The only object I carried on my own is the black and white picture of the Old One, the photo for his place on the altar. I took it just in case the Christians get offended, or they decide to lose it on the way to the new flat.
It is a short walk to the new place. But the neighbourhood is entirely new. Full of shops and streets and people I don’t know. I wonder how long it will take for me to learn where to get my usual shopping again, how long it will take to know stall-owners well enough so that I learn about their children, how many they have and how old they are. And how long until they start to keep aside cheap bits of meat, and insist on giving me extra vegetables and eggs just before the Lunar New Year. I walk and try to memorise where exactly everything is; the nearest doctor, coffee shop, grocery store. In twenty minutes, I’m there. I take the lift up to the fourth floor. The corridor that I walk through to get to the new flat is clean and quiet and almost all the doors are open because other people are still having things done to their new homes. I look into them and see that they look exactly the same as mine. Maybe with different coloured doors and floors but these are the same one-room, built-for-the-elderly flats. I get my new keys out and let myself in for the first time. It is still dirty from construction work, but nothing a good sweep cannot fix quickly.

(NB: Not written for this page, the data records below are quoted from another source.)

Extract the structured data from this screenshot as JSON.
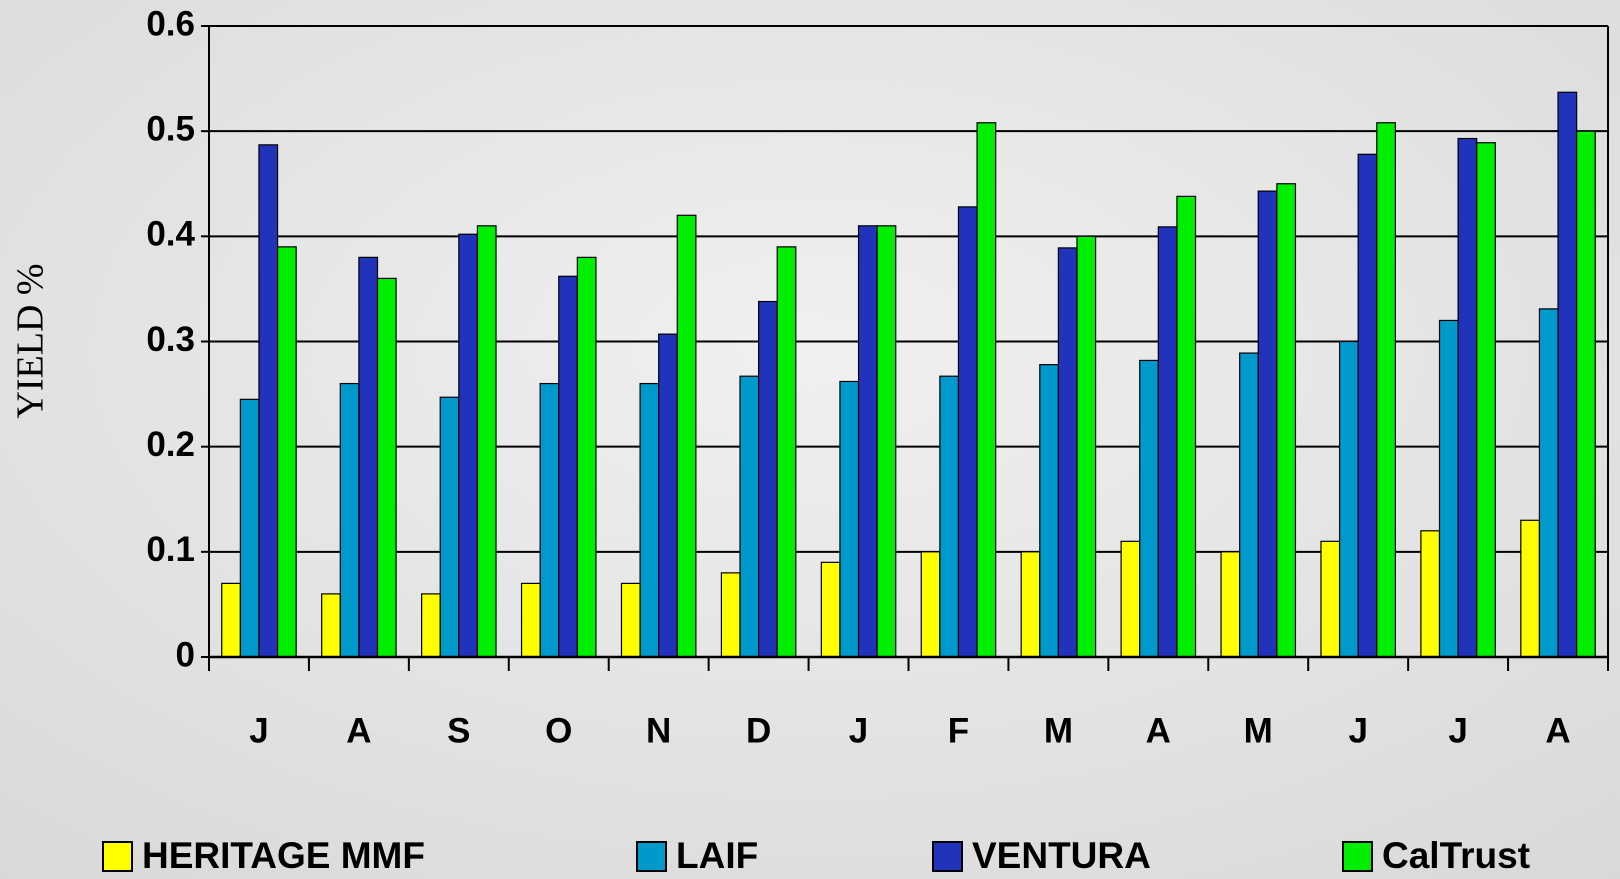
{
  "chart_data": {
    "type": "bar",
    "y_label": "YIELD %",
    "categories": [
      "J",
      "A",
      "S",
      "O",
      "N",
      "D",
      "J",
      "F",
      "M",
      "A",
      "M",
      "J",
      "J",
      "A"
    ],
    "series": [
      {
        "name": "HERITAGE MMF",
        "color": "#ffff00",
        "values": [
          0.07,
          0.06,
          0.06,
          0.07,
          0.07,
          0.08,
          0.09,
          0.1,
          0.1,
          0.11,
          0.1,
          0.11,
          0.12,
          0.13
        ]
      },
      {
        "name": "LAIF",
        "color": "#0099cc",
        "values": [
          0.245,
          0.26,
          0.247,
          0.26,
          0.26,
          0.267,
          0.262,
          0.267,
          0.278,
          0.282,
          0.289,
          0.3,
          0.32,
          0.331
        ]
      },
      {
        "name": "VENTURA",
        "color": "#2233bb",
        "values": [
          0.487,
          0.38,
          0.402,
          0.362,
          0.307,
          0.338,
          0.41,
          0.428,
          0.389,
          0.409,
          0.443,
          0.478,
          0.493,
          0.537
        ]
      },
      {
        "name": "CalTrust",
        "color": "#00ee00",
        "values": [
          0.39,
          0.36,
          0.41,
          0.38,
          0.42,
          0.39,
          0.41,
          0.508,
          0.4,
          0.438,
          0.45,
          0.508,
          0.489,
          0.5
        ]
      }
    ],
    "ylim": [
      0,
      0.6
    ],
    "yticks": [
      0,
      0.1,
      0.2,
      0.3,
      0.4,
      0.5,
      0.6
    ],
    "grid": true,
    "legend": "bottom"
  }
}
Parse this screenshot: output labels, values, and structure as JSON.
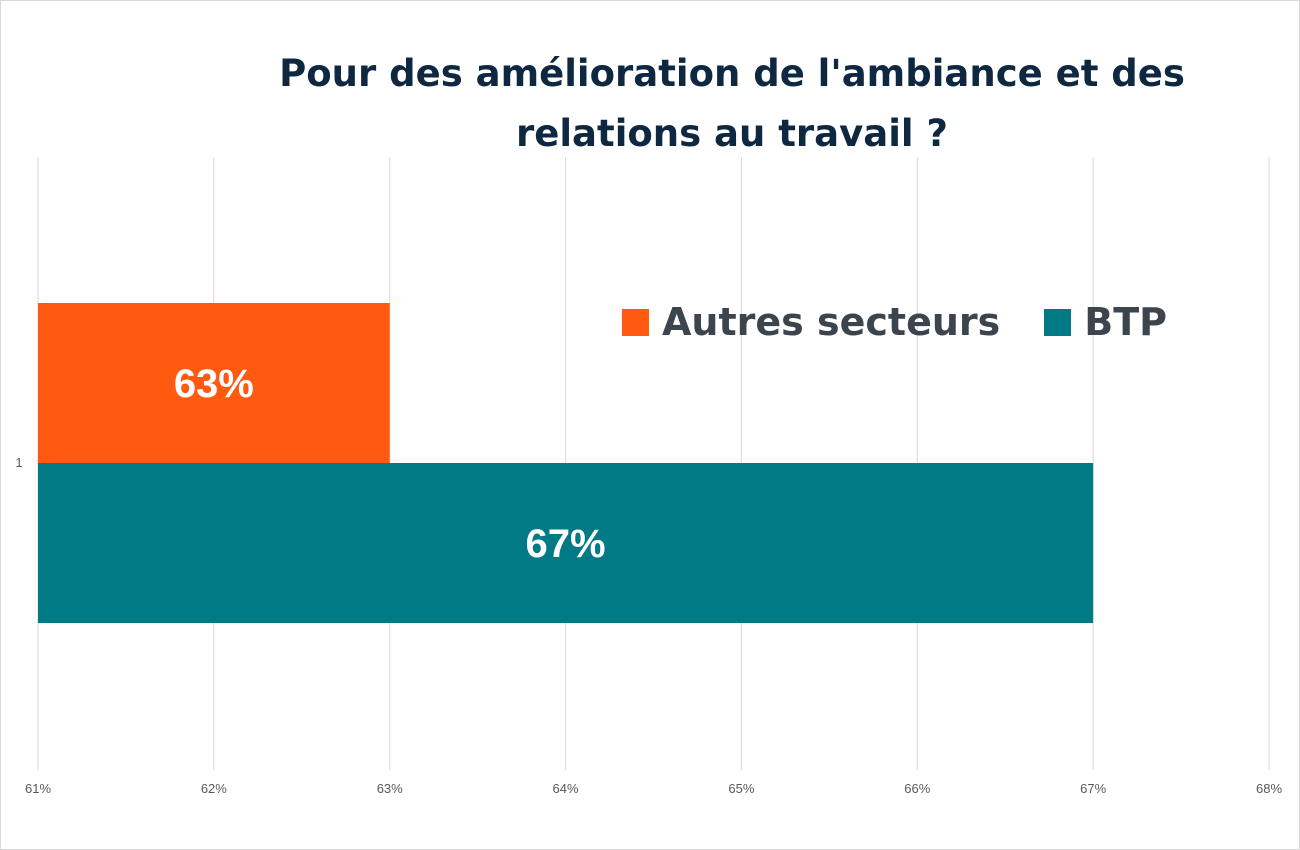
{
  "chart_data": {
    "type": "bar",
    "orientation": "horizontal",
    "title": "Pour des amélioration de l'ambiance et des relations au travail ?",
    "title_lines": [
      "Pour des amélioration de l'ambiance et des",
      "relations au travail ?"
    ],
    "categories": [
      "1"
    ],
    "series": [
      {
        "name": "Autres secteurs",
        "values": [
          63
        ],
        "color": "#ff5a0f",
        "label": "63%"
      },
      {
        "name": "BTP",
        "values": [
          67
        ],
        "color": "#007a85",
        "label": "67%"
      }
    ],
    "x_ticks": [
      "61%",
      "62%",
      "63%",
      "64%",
      "65%",
      "66%",
      "67%",
      "68%"
    ],
    "xlim": [
      61,
      68
    ],
    "grid": true,
    "legend_position": "top-right"
  }
}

This is our new place, I tell the Old One. Then I put his photo on the only tall surface there is, the kitchen counter. Without curtains, the room is bright, with light bouncing off the walls. The newness of everything makes me stand still for a moment and I think carefully before saying what I said next, because you don’t make promises to the dead and not keep them. I made up my mind and then I said, I have a story to tell you. Maybe tonight, or tomorrow night, I will tell you. A story. My story. From a long time ago.